Zum ganzheitlichen Ansatz der Berufsbildungswerke gehört es, den Teilnehmern eine „Heimat auf Zeit“ zu schaffen, inklusive Freizeitangebote wie Sport, Musik, Theaterspielen etc. Auf dem Programm stehen viele Aktivitäten, die zur Entwicklung eines positiven Selbstwertgefühls beitragen. „Schließlich haben wir im BBW den Anspruch, die Persönlichkeitsentwicklung zu unterstützen und die Maßnahmen mit Förderangeboten zu stabilisieren“, unterstreicht Hans Werner Pickel, Ausbildungsleiter im BBW Bezirk Mittelfranken. In dieser Einrichtung ist etwa die Hälfte der Teilnehmer im „Bereich Wohnen“ auf dem Gelände des BBW in Nürnberg-Röthenbach untergebracht oder lebt in Außenwohngruppen. Das BBW Rummelsberg stellt für etwa zwei Drittel seiner Azubis Wohnmöglichkeiten zur Verfügung. Die Unterbringung ist an die Bedürfnisse der Jugendlichen angepasst und reicht von heilpädagogischen Wohngruppen mit einer Betreuung an 365 Tagen pro Jahr bis hin zu Wohngemeinschaften, deren Mitglieder weitestgehend eigenständig zusammenleben. Alle Wohnformen haben jedoch dasselbe Ziel: junge Menschen auf ein selbstständiges Leben in der Erwachsenenwelt vorzubereiten.

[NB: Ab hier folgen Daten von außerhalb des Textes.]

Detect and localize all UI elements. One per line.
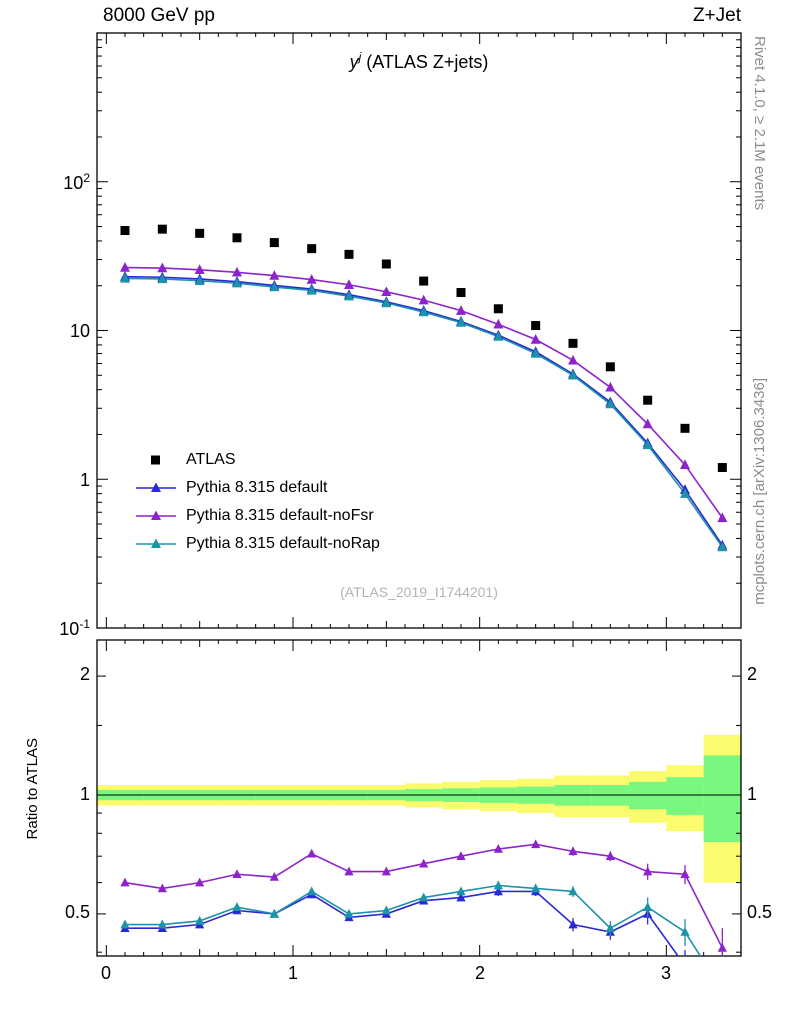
ratio-axis-title: Ratio to ATLAS [24, 738, 41, 840]
legend-item: ATLAS [134, 446, 380, 474]
process-label: Z+Jet [692, 5, 741, 26]
rivet-version-label: Rivet 4.1.0, ≥ 2.1M events [751, 36, 768, 211]
y-axis-tick-label: 1 [79, 470, 90, 490]
analysis-watermark: (ATLAS_2019_I1744201) [340, 584, 498, 600]
y-axis-tick-label: 10-1 [59, 617, 90, 639]
triangle-line-marker-icon [136, 482, 176, 492]
ratio-tick-label: 0.5 [64, 902, 90, 922]
y-axis-tick-label: 10 [69, 321, 90, 341]
square-marker-icon [151, 455, 160, 465]
observable-superscript: j [358, 50, 362, 64]
ratio-tick-label: 1 [747, 784, 758, 804]
ratio-tick-label: 2 [747, 664, 758, 684]
ratio-tick-label: 0.5 [747, 902, 773, 922]
plot-title: yj (ATLAS Z+jets) [97, 50, 741, 73]
x-axis-tick-label: 0 [100, 963, 111, 983]
legend-item-label: Pythia 8.315 default-noFsr [186, 507, 374, 524]
x-axis-tick-label: 3 [660, 963, 671, 983]
triangle-line-marker-icon [136, 538, 176, 548]
legend-item: Pythia 8.315 default [134, 474, 380, 502]
legend-item-label: ATLAS [186, 451, 236, 468]
ratio-tick-label: 1 [79, 784, 90, 804]
x-axis-tick-label: 1 [287, 963, 298, 983]
mcplots-reference-label: mcplots.cern.ch [arXiv:1306.3436] [751, 378, 768, 605]
legend-item: Pythia 8.315 default-noRap [134, 530, 380, 558]
y-axis-tick-label: 102 [63, 171, 90, 193]
triangle-line-marker-icon [136, 510, 176, 520]
legend-item-label: Pythia 8.315 default [186, 479, 328, 496]
observable-symbol: y [349, 52, 359, 72]
plot-title-rest: (ATLAS Z+jets) [361, 52, 489, 72]
legend-item: Pythia 8.315 default-noFsr [134, 502, 380, 530]
beam-energy-label: 8000 GeV pp [103, 5, 215, 26]
legend-item-label: Pythia 8.315 default-noRap [186, 535, 380, 552]
ratio-tick-label: 2 [79, 664, 90, 684]
legend: ATLAS Pythia 8.315 default Pythia 8.315 de… [134, 446, 380, 558]
x-axis-tick-label: 2 [474, 963, 485, 983]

Breites berufliches Spektrum

Berufsbildungswerke bieten grundsätzlich das gesamte Spektrum der Ausbildungen an, die das duale System hergibt (siehe Infokasten). Die Teilnehmer im BBW Bezirk Mittelfranken verteilen sich aktuell relativ gleichmäßig auf die Richtungen gewerblich-technisch, kaufmännisch, gastronomisch, hauswirtschaftlich und Handwerk. In Rummelsberg liegt der Anteil des kaufmännischen Bereichs etwas höher. In den Berufsbildungswerken werden auch Ausbildungen als Fachpraktiker angeboten, beispielsweise in der Metallbearbeitung und Holzbearbeitung. Neu ist die Ausbildung zum Fachpraktiker personale Dienstleistungen (Hauswirtschaft und Pflege). In einer Fachpraktiker-Ausbildung sind die theoretischen Inhalte im Vergleich zur Regelausbildung reduziert. Die berufliche Qualifikation liegt aber deutlich höher als bei Angelernten, wie Winfried Fischermeier, Direktor des BBW in Nürnberg, betont.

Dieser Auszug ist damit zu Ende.